Raucher has said that he continued to receive fan mail for Santini into the 2000s, and that the volume of letters he received was surpassed only by the correspondence for Summer of '42.

==Release==
Warner Bros. executives were concerned that the film's plot and lack of bankable actors would make it challenging to market. It premiered in Beaufort in August 1979 and was soon released to empty cinemas in North Carolina and South Carolina. Believing the film's title, which implied it was about circus stunts, was the problem, executives tested it with other titles and locations: Sons and Heroes in Fort Wayne, Indiana; Reaching Out in Rockford, Illinois; and The Ace in Peoria, Illinois. Because it tested better in Peoria, The Ace stuck, but even with its new title, the film performed poorly. Orion Pictures pulled it and sold cable rights to HBO and airline rights to recoup its losses.
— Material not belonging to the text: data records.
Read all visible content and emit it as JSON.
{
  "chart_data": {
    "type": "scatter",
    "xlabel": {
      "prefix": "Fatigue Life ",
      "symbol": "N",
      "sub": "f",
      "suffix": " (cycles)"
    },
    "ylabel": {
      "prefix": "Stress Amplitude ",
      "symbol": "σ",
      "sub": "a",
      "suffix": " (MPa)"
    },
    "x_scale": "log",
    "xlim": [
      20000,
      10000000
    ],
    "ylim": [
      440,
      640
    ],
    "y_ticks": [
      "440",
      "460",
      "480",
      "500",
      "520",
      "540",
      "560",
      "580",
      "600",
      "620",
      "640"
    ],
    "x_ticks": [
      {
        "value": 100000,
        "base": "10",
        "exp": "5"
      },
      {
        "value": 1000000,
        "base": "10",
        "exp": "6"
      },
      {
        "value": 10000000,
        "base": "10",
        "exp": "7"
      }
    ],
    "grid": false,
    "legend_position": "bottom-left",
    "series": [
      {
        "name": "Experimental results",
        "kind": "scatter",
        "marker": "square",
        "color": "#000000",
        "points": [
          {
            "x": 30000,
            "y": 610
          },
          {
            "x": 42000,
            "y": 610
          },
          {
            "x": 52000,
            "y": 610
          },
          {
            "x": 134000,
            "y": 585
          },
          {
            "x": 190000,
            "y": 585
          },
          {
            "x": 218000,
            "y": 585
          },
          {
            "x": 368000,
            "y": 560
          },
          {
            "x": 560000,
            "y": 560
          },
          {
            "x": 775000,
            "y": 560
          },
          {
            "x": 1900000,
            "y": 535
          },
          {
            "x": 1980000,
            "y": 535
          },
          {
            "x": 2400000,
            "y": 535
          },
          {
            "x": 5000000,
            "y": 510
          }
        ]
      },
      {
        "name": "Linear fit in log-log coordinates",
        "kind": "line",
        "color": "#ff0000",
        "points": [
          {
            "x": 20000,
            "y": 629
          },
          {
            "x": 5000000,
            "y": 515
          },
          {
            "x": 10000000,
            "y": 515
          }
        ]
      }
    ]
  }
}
Producer Charles A. Pratt still believed in the film and raised enough money (some from Orion) to release The Great Santini in New York City under its original title. It received positive reviews, and business was steady. Two weeks later, it debuted on HBO, and audiences stopped coming. Orion executive Mike Medavoy blamed the film's box-office failure on a lack of a traditional release, which would have meant screening it first in New York and relying on expanding markets due to word-of-mouth.

===Critical reception===
The film is well received by critics. On Rotten Tomatoes, it has a 95% rating based on 20 reviews, with an average rating of 8/10. Roger Ebert of the Chicago Sun-Times writes: "Like almost all my favorite films, The Great Santini is about people more than it is about a story. It's a study of several characters, most unforgettably the Great Santini himself, played by Robert Duvall... There are moments so unpredictable and yet so natural they feel just like the spontaneity of life itself." John Simon of National Review writes that The Great Santini is "an uneven achievement that nevertheless contains enough of value to justify catching it".

===Accolades===

| Award | Category | Nominee | Result | Ref. |
| Academy Awards | Best Actor | Robert Duvall | Nominated |  |
| Best Supporting Actor | Michael O'Keefe | Nominated |
| Golden Globe Awards | New Star of the Year – Actor | Nominated |  |
| Kansas City Film Critics Circle Awards | Best Actor | Robert Duvall | Won |  |
| Montreal World Film Festival | Best Actor | Won |  |
| National Board of Review Awards | Top Ten Films |  | 6th Place |  |
| National Society of Film Critics Awards | Best Actor | Robert Duvall | 3rd Place |  |
| New York Film Critics Circle Awards | Best Actor | Runner-up |  |
| Writers Guild of America Awards | Best Drama – Adapted from Another Medium | Lewis John Carlino | Nominated |  |

== In popular culture ==
Movies and television have referred to the one-on-one basketball game from The Great Santini during which Bull Meechum repeatedly bounces the ball off Ben's head while asking, "You gonna cry?" Parodies of the scene appear in Austin Powers: The Spy Who Shagged Me and in episodes of The Simpsons and Roseanne. This movie was referred to in season 2 of the television series King of the Hill in the 17th episode "Hank's Dirty Laundry", where Hank mentions that he had rented and returned this movie 23 times.

The scene is invoked in the father–son tetherball match in Kicking & Screaming, a comedy in which Robert Duvall plays a tough-love father reminiscent of Bull Meechum. Another reference appears in Daddy's Home 2 in a scene featuring Mel Gibson and Mark Wahlberg.